Taka sytuacja w księgowości oczywiście może się zdarzyć, chociaż w większości przypadków wartość nakładów inwestycyjnych spółki ściśle odpowiada wzrostowi brutto jej majątku. Różnice mogą tutaj powstać w skutek np. nagłej sprzedaż jakiejś nieruchomości, niespodziewanej utraty wartości aktywów lub zmian kursów walut. Financial Times (FT) podkreśla jednak, że Tesla nie raportowała niczego, co mogłoby tłumaczyć aż taką różnicę pomiędzy nakładami inwestycyjnymi a wartością majątku w bilansie.
FT pisze też o innych nie do końca zrozumiałych działaniach finansowo-księgowych amerykańskiej spółki. Tesli twierdzi np., że ma 37 mld dol. w gotówce, a mimo to w zeszłym roku jej dług wzrósł o 6 mld. dol. Takie rzeczy też oczywiście się zdarzają, ale nie jest to działanie optymalne.

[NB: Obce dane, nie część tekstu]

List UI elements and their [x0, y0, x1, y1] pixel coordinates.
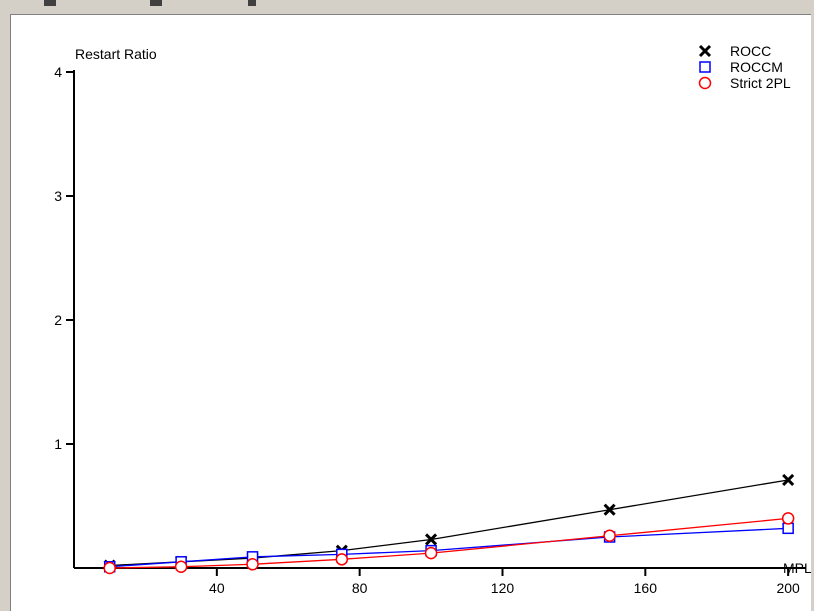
series-strict-2pl	[103, 512, 795, 575]
marker-stroke	[782, 473, 795, 487]
data-point	[424, 546, 438, 560]
legend-label: Strict 2PL	[730, 75, 791, 91]
data-point	[781, 512, 795, 525]
data-point	[603, 529, 616, 543]
series-rocc	[103, 473, 795, 572]
title-bar-fragment	[150, 0, 162, 6]
y-axis-label: Restart Ratio	[75, 46, 157, 62]
plot-area: Restart Ratio MPL 1 2 3 4 40 80 120 160 200 ROCC…	[10, 14, 811, 611]
marker-stroke	[603, 503, 616, 516]
data-point	[335, 553, 349, 566]
legend-marker	[698, 76, 712, 90]
x-tick-label: 200	[776, 580, 800, 596]
x-tick-label: 40	[209, 580, 225, 596]
data-point	[603, 503, 616, 516]
data-point	[103, 561, 116, 575]
series-layer	[103, 473, 795, 575]
data-point	[782, 473, 795, 487]
x-tick-label: 80	[352, 580, 368, 596]
data-point	[782, 522, 794, 535]
legend-label: ROCCM	[730, 59, 783, 75]
y-tick-label: 3	[54, 188, 62, 204]
title-bar-fragment	[44, 0, 56, 6]
series-line	[109, 479, 789, 567]
x-tick-label: 160	[634, 580, 658, 596]
legend-label: ROCC	[730, 43, 771, 59]
y-tick-label: 1	[54, 436, 62, 452]
legend-item: ROCCM	[699, 59, 783, 75]
axes: 1 2 3 4 40 80 120 160 200	[54, 64, 806, 596]
legend-marker	[698, 44, 712, 58]
data-point	[425, 533, 438, 546]
data-point	[246, 558, 259, 571]
legend-item: Strict 2PL	[698, 75, 791, 91]
legend-marker	[699, 61, 711, 73]
legend-item: ROCC	[698, 43, 771, 59]
series-roccm	[103, 522, 794, 573]
x-tick-label: 120	[491, 580, 515, 596]
y-tick-label: 4	[54, 64, 62, 80]
data-point	[174, 560, 188, 574]
y-tick-label: 2	[54, 312, 62, 328]
marker-stroke	[698, 44, 712, 58]
series-line	[109, 527, 789, 568]
marker-stroke	[425, 533, 438, 546]
title-bar-fragment	[248, 0, 256, 6]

Finanse Tesli. Dlaczego nie wypłaca dywidendy?
Autorzy raportu w FT zwracają na koniec uwagę na to, że Tesla nie oferuje wykupu akcji ani dywidendy, pomimo że w zeszłym roku deklarowała przepływy pieniężne z działalności operacyjnej w wysokości aż 15 mld dol., co jest kwotą wyższą od jej inwestycji.
Takie postępowanie jest rzadkie w przypadku dużych firm i stawia Teslę w bardzo małym klubie, do którego należy m.in chiński Temu.

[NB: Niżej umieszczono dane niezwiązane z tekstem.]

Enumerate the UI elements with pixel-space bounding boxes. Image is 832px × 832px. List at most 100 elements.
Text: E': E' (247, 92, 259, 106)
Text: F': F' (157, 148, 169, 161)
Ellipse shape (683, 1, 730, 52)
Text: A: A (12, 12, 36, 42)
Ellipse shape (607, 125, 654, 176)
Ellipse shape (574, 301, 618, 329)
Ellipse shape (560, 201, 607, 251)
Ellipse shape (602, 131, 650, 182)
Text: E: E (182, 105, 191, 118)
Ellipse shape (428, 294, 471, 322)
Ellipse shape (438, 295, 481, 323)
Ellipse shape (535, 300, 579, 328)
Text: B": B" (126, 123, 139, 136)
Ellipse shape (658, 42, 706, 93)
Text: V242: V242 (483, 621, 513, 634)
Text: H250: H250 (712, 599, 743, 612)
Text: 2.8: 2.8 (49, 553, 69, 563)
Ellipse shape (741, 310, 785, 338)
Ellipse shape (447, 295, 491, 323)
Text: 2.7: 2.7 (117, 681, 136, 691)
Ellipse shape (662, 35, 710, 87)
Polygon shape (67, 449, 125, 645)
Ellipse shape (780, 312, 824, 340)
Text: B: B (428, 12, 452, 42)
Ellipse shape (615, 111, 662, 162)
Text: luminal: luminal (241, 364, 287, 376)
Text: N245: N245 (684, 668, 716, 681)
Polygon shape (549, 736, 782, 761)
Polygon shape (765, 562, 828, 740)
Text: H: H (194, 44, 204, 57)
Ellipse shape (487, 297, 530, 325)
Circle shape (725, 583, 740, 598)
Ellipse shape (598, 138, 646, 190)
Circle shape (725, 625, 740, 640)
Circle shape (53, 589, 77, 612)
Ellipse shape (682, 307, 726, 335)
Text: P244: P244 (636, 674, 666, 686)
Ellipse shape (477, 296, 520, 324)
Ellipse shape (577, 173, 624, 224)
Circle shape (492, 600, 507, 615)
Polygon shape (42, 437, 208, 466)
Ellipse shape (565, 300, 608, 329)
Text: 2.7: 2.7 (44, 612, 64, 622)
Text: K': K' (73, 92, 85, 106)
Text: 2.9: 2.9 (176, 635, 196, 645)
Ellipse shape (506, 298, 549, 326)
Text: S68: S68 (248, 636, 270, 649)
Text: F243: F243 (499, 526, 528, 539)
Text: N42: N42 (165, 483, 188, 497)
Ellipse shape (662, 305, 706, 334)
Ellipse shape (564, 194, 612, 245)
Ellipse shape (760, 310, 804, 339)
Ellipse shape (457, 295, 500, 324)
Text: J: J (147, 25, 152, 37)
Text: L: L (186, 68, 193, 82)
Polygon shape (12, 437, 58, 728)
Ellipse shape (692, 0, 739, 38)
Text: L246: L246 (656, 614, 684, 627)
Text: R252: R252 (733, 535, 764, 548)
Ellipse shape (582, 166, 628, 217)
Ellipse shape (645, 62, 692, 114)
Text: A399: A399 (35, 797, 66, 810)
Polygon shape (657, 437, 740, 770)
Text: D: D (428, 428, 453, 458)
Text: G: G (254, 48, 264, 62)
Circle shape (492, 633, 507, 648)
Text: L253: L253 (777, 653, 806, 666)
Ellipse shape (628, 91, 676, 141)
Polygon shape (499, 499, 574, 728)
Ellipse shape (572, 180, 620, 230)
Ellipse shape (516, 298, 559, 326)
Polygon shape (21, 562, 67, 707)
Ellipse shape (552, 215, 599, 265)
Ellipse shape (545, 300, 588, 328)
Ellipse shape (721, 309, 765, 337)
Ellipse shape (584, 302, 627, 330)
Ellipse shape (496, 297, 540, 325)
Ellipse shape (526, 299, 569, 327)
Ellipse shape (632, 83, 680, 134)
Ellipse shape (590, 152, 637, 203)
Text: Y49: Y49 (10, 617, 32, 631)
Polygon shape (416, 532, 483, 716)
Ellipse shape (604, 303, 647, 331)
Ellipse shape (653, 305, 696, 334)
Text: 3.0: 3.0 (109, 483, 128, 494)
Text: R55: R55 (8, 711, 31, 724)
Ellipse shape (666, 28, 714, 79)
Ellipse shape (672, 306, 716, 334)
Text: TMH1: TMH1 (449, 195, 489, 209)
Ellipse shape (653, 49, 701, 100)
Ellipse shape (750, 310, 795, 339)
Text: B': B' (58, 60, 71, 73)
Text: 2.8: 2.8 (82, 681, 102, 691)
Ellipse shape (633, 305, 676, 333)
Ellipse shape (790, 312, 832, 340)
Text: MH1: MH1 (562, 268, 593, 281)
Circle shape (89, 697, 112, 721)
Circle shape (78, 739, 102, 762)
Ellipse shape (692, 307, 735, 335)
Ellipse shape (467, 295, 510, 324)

Cytowany w artykule FT Jacek Welc, Jacek Welc, profesor finansów korporacyjnych na Uniwersytecie Nauk Stosowanych SRH w Berlinie, widzi podobieństwa pomiędzy tymi niejasnościami w finansach Tesli do tych, które pojawiały się w trakcie dużych i głośnych skandali finansowych, w tym np. związanych z Wirecard lub NMC Health.
Zatem, gdzie zniknęło 1,4 mld dol.?
Foto: ChatGPT/AI.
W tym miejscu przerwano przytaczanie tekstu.